Mahkememizce 28/11/2019 tarihli duruşmada dosyaya kazandırılan 2. Ek rapordan sonra teslim edilmeyen tüplerin olduğunun anlaşılması ve bu kapsamda 13/02/2020 tarihli duruşmada verilen ara karar ile dosyaya kazandırılan tüm raporlar kapsamında yemin teklif edilip edilmediği davalı taraftan sorulmakla yemin metninin dosyaya sunulduğu ve davacı tarafa yemin eda ettirilmesi için talimat yazıldığı, İstanbul … ATM’nin … Talimat sayılı dosyası üzerinden alınan beyanda davacı temsilcisi … aynen “Bilirkişi …’ın 17/04/2019 tarihli ek 2 bilirkişi Raporunda bildirilen ve tarafınıza teslim edilmediği ve müvekkil uhdesinde kaldığı söylenen 3 adet aseliten tüpü ve bunun dahilinde bulunan 03/09/2012 tarihli … numaralı irsaliyeyle sayılan 1 adet asetilen tüpü, … isimli şirketine … tarafından 07/08/2012 tarihli protokol gereği iade ettiği tüp olarak şirket çalışanlarımca ve benim tarafımdan teslim alınmadığına ve bu bahsi geçen aseliten tüplerle ilgili alacaklı olduğuma yemin ederim. HMK 238/1 maddesi gereğince Davacı temsilcisinin beyanı okunarak beyanında ısrar edip etmediğini soruldu. Davacı temsilcisi beyanımda ısrar ederim dedi. İmzası alındı.” şeklinde beyanda bulunmuş beyanı imza altına alınmıştır.

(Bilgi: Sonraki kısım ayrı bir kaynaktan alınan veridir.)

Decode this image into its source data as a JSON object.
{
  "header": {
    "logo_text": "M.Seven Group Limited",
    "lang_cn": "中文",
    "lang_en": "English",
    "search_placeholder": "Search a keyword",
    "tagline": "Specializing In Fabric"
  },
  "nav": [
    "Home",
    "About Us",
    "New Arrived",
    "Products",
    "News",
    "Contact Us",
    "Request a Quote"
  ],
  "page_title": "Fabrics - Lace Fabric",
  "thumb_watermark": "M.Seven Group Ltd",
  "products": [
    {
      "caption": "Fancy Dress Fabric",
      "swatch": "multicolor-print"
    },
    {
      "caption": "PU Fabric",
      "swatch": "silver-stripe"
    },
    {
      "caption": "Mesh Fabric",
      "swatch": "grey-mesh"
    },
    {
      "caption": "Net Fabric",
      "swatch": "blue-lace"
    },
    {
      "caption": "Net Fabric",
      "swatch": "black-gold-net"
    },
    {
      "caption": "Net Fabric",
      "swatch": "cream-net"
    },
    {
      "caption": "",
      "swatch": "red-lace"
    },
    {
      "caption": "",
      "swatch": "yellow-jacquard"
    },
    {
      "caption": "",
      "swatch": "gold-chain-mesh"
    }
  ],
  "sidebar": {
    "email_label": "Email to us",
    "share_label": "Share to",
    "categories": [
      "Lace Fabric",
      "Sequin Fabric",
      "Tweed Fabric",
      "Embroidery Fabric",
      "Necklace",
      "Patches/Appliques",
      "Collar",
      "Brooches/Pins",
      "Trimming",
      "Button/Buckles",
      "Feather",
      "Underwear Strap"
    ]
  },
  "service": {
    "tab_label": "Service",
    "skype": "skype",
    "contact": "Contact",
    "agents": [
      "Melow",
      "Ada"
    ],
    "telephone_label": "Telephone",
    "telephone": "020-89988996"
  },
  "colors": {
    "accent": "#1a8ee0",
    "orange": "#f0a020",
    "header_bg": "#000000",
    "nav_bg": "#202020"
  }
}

DELİLLERİN DEĞERLENDİRİLMESİ VE GEREKÇE;
Mahkememizce yapılan yargılama sonucunda; tarafların iddia ve savunmaları, deliller ve tüm dosya kapsamına göre;
Taraflar arası uyuşmazlık konusu husus; Davacı ile davalı arasında devam eden ticari gaz alış verişi nedeniyle düzenlenen protokolde belirtilen tüplerin davacı tarafından davalıya teslim edildiği, bu tüplerin 15/08/2012 tarihinde davacıya teslim edilmemesi halinde her bir tüp için 300,00-Euro + KDV ve bahsedilen tüpler için ise 350,00-Euro + KDV üzerinden fatura kesileceğini ve fatura bedelinin davalı tarafından ödeneceğinin kararlaştırıldığı, söz konusu tüplerden 3 adet çelik tüp ve 3 adet asetilen tüpün iade edilmediği, bu nedenle takip konusu 01/04/2014 tarihli faturanın kesildiği, bu takiple haksız borca itiraz edildiği ileri sürülerek İzmir … İcra Müdürlüğü’nün … Esas sayılı takibine itirazın iptali ile takibin devamı ve inkar tazminatına hükmedilmesi talebine karşılık davalı tarafça hak düşürücü sürenin geçtiği, 07/08/2012 tarihinde belirtilen tüplerin 20 adet sevk irsaliyesi ile davacıya teslim edildiği, davalının davacıya borcunun bulunmadığının savunulduğu, duruşmada ise 07/08/2012 tarihli protokole müvekkilinin imza atmadığının savunulduğu, böylelikle uyuşmazlığın protokole konu ve talebe konu 6 adet tüpün davalı tarafından davacıya iade edilip edilmediğinin, davacının bedelinin talep hakkının olup olmadığının, bu nedenle itirazın iptali ve inkar tazminatı talebinin yerinde olup olmadığı hususlarında toplandığı anlaşılmıştır.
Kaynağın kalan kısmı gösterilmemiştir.